A consultants approach to painting

Thursday, Jan 1, 2015 5 minute read Tags: random
Hey, thanks for the interest in this post, but just letting you know that it is over 3 years old, so the content in here may not be accurate.

A few months ago my PO, aka wife, pitched a new project, painting our lounge room. She decided to go to market and find the right people to do the project. Since it’s my home too I decided to respond to the RFP as c’mon, how hard can painting a room really be?

After a couple of different quotes came in I managed to win the work, being the cheapest option (the whole free labor thing won out) but there was a condition, as I don’t have much practical experience I would start with a PoC, painting my study. Based on the outcome of the PoC I might be given the rest of the project.

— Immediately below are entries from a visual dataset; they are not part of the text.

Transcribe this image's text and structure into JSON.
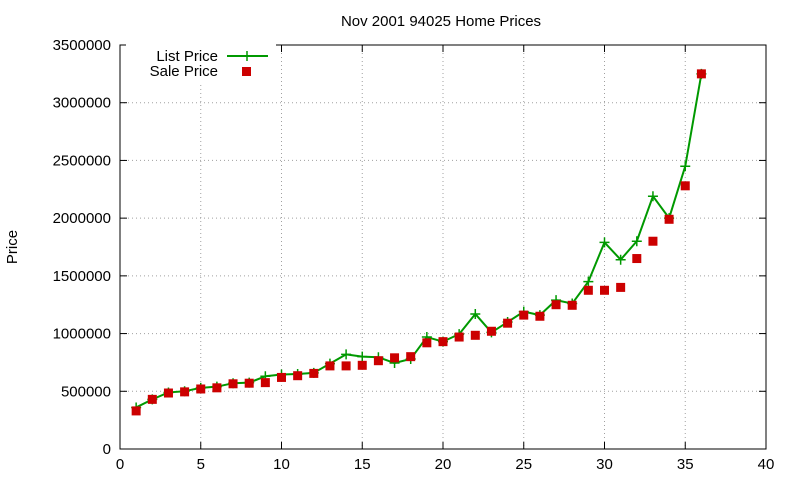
{
  "chart_data": {
    "type": "line",
    "title": "Nov 2001 94025 Home Prices",
    "ylabel": "Price",
    "xlabel": "",
    "xlim": [
      0,
      40
    ],
    "ylim": [
      0,
      3500000
    ],
    "x_ticks": [
      0,
      5,
      10,
      15,
      20,
      25,
      30,
      35,
      40
    ],
    "y_ticks": [
      0,
      500000,
      1000000,
      1500000,
      2000000,
      2500000,
      3000000,
      3500000
    ],
    "grid": true,
    "legend_position": "top-left",
    "series": [
      {
        "name": "List Price",
        "style": "line-with-plus",
        "color": "#009900",
        "x": [
          1,
          2,
          3,
          4,
          5,
          6,
          7,
          8,
          9,
          10,
          11,
          12,
          13,
          14,
          15,
          16,
          17,
          18,
          19,
          20,
          21,
          22,
          23,
          24,
          25,
          26,
          27,
          28,
          29,
          30,
          31,
          32,
          33,
          34,
          35,
          36
        ],
        "y": [
          360000,
          430000,
          490000,
          500000,
          530000,
          540000,
          570000,
          575000,
          630000,
          645000,
          650000,
          660000,
          740000,
          820000,
          800000,
          795000,
          745000,
          780000,
          970000,
          930000,
          995000,
          1170000,
          1010000,
          1100000,
          1190000,
          1160000,
          1290000,
          1260000,
          1450000,
          1790000,
          1640000,
          1800000,
          2190000,
          2000000,
          2450000,
          3250000
        ]
      },
      {
        "name": "Sale Price",
        "style": "points-square",
        "color": "#cc0000",
        "x": [
          1,
          2,
          3,
          4,
          5,
          6,
          7,
          8,
          9,
          10,
          11,
          12,
          13,
          14,
          15,
          16,
          17,
          18,
          19,
          20,
          21,
          22,
          23,
          24,
          25,
          26,
          27,
          28,
          29,
          30,
          31,
          32,
          33,
          34,
          35,
          36
        ],
        "y": [
          330000,
          430000,
          485000,
          495000,
          520000,
          530000,
          565000,
          570000,
          575000,
          620000,
          635000,
          655000,
          720000,
          720000,
          725000,
          765000,
          790000,
          800000,
          920000,
          930000,
          970000,
          985000,
          1020000,
          1090000,
          1160000,
          1150000,
          1250000,
          1245000,
          1375000,
          1375000,
          1400000,
          1650000,
          1800000,
          1990000,
          2280000,
          3250000
        ]
      }
    ]
  }
}
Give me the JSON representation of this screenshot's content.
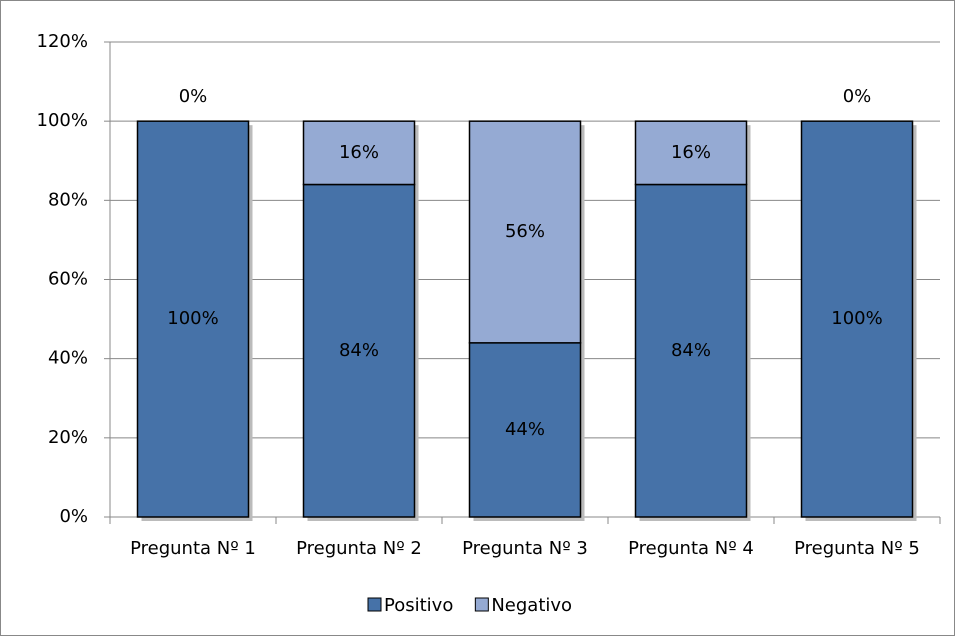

You won the work, now what?

Since I’ve now won the work I actually have to do it. The problem is that I don’t really have any painting experience (well except that finger painting I did for my parents in high school). Sure I’ve got theoretical experience and I’ve watched those renovation shows but I’ve never actually painted a room and being a good consultant nothing is beyond me, I can adapt on the fly.

The first step though was to approach my PO about scaling up the team from 1 to 2 people and bring in someone with more experience, my father. The PO agreed and I organised for my parents to stay after Christmas so undertake the project.

D-Day

On Boxing Day we’re at our house after again consuming way too much food and while the project doesn’t actually kick off until the next day we decided to do some preliminary analysis of the work required. We started by stripping the paint off the door frame. After a few hours at this and uncovering that there was a least 5 different colour layers in the paint we approached the PO to renegotiate the project, it wouldn’t be feasible to strip all the skirting boards as well as paint the room. But this is the advantage of an agile project, we were able to identify a problem early and change to reduce risk to the overall project.

The next morning we went out to pick up the supplies that we needed, paints for the various colours that the PO wanted and set to patching a part of the celling which we’d had repaired by not repainted.

To paint the study we would need to move some of the bookshelves away from the wall but we also decided that we’d add some more storage by stacking them. Well good thing that we did the ‘measure twice, cut once’ approach as we found out that our roof was ~5cm lower than we’d thought so we wouldn’t be able to stack the shelves. We presented this finding to our PO and that we’d need a new plan on how to increase the storage within the room. Through some discussions of the requirements we came up with a new plan, the shelves would move to a different wall and use up some whitespace in the room then we could put cupboards on the wall the shelves were originally on.

So we start painting the wall, paint over the patched roof and all goes swimmingly. In fact, the patched roof turned out a lot better than expected. Originally we planned to paint the whole roof but after a few coats over the patch it blended in perfectly meaning we wouldn’t need to do the whole roof. We present our findings to the PO during the demo that evening and talked about the fact that we were running ahead of schedule and planned to increase the backlog and actually do the lounge room.

Fighting scope creep

We’re moving fast through the backlog, we’d achieved our goal with the PoC (to prove we could paint a wall to the required level) and got further through the PoC than we’d expected on the first day and expaded our scope to cover the lounge room and hallway.

But like a true PO they started pushing for more, to paint our spare bedroom. This was going to really push the amount we’d commetted on in the allocated budget. We had to manage expectations, pointing out that we’d need to be doing three coats on the lounge and hallway, two on the feature panel and remounting all the pictures. When our PO realised that we’d be sacrificing quality for quantity the spare bedroom request was dropped.

Finishing the project

At about 8pm on New Years Eve I put the final coat of paint on the door frame, coming in just before the deadline of end of 2014 to finish the painting. There’s a few bugs that need to be fixed up later (a couple of places where the feature colour might have bleed dispite my tape effort) but they are in the backlog to be addressed when there is more time budgeted.

Take aways

Something that is always worth to remember is just how important it is to communicate. Approach your PO early when you find roadblocks or need to increase scope. The more visibility you have on a project the faster you can react to scope changes and even increase scope if needed.

The other take away? I don’t think I’ll be on any home renovation shows any time soon.